間違っても、他社をライバル視しないことです。
最初からうまく仕事が行きすぎた
介護タクシーを開業してすぐにお客さんからたくさん依頼が来ると嬉しいものです。ただ、自分の持っている力量を超えて依頼が来ることだってあります。この事例も僕が経験したことですが、1日のうちに7件の仕事を入れてしまったことがあります。そうすると、段取りに集中してしまい、目の前のお客さんに対してきちんとした対応が行き届きにくい状態になったことがあります。
僕の知っている事業所も開業してすぐに自分のキャパを超えた仕事を入れすぎて、最終的にはケアマネさんや相談員さんから「あの業者はいい加減だった」と言われる結果になりました。
こういうことは、その業者さんに直接言われるのではなく、第三者に報告されるケースが多々あると思います。
まずは開業したらある程度の依頼も請け、これ以上はちょっとバタバタしすぎてしまうなと思えば、断ったり、別の業者さんを紹介する方がいいでしょう。
まとめ
さて、今回の記事は少し不安を抱えてしまいそうな内容となりましたが、こういったことを知っておくことによって心づもりといった備えが出来るものと思っています。

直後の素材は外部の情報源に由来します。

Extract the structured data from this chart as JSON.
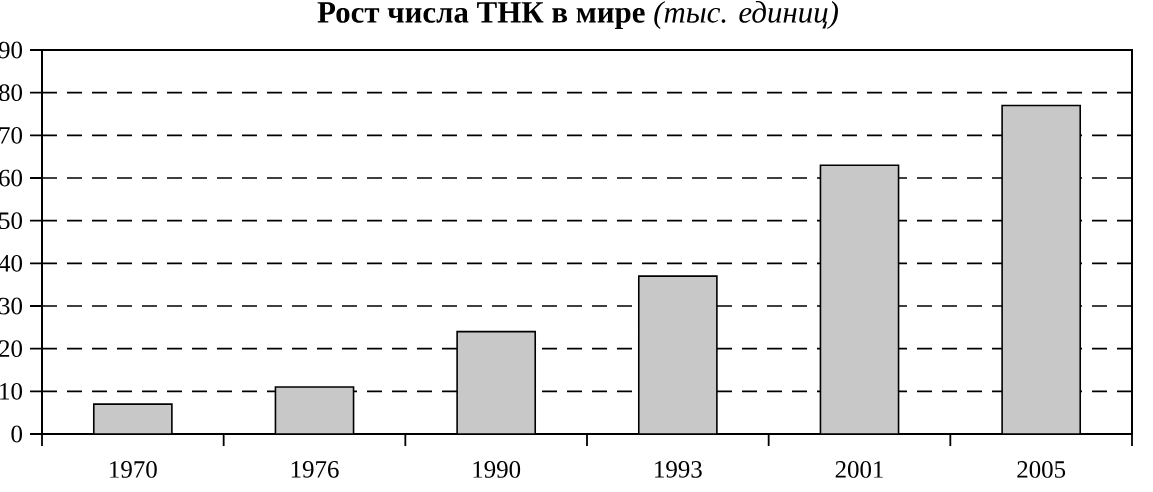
{
  "chart_data": {
    "type": "bar",
    "title": "**Рост числа ТНК в мире** *(тыс. единиц)*",
    "categories": [
      "1970",
      "1976",
      "1990",
      "1993",
      "2001",
      "2005"
    ],
    "values": [
      7,
      11,
      24,
      37,
      63,
      77
    ],
    "color": "#c8c8c8",
    "ylim": [
      0,
      90
    ],
    "yticks": [
      0,
      10,
      20,
      30,
      40,
      50,
      60,
      70,
      80,
      90
    ],
    "grid": "y"
  }
}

介護タクシーの開業相談の中には、「同じ地域に介護タクシーがいるので、アドバイスを聞こうと思う」とおっしゃる人がおられますが、既存の業者さんが全てを教えてくれるかと言うと、なかなか難しいものがあるかもしれません。これは至極当然な話です。
逆の立場になって考えてみてください。
すでに開業している皆さんのところに、新しく介護タクシーを開業する人が「アドバイスが欲しい」と言われたとき、これまで培ったことを全てお話をするかというとどうでしょうか?
きっと全てをお話される人は少ないんじゃないかと思います。
しかし、こういった介護タクシーを開業する上で、経験者のサポートがあった方がいいのは当然のことです。
何から何までアドバイスを聞くという目的で同じ地域の同業者に連絡するのではなく、まずは自社の存在を知ってもらい、信頼関係が築けた上で、どうしてもわからないことに関しては教えてもらうというようにする方がいいです。
介護タクシーの開業に関する全てのアドバイスに関しては、当社が支援する業者さんには全てをお伝えをしますが、出来るだけ失敗をしない方法は、先ほども伝えた経験者のサポートがあることだと言えます。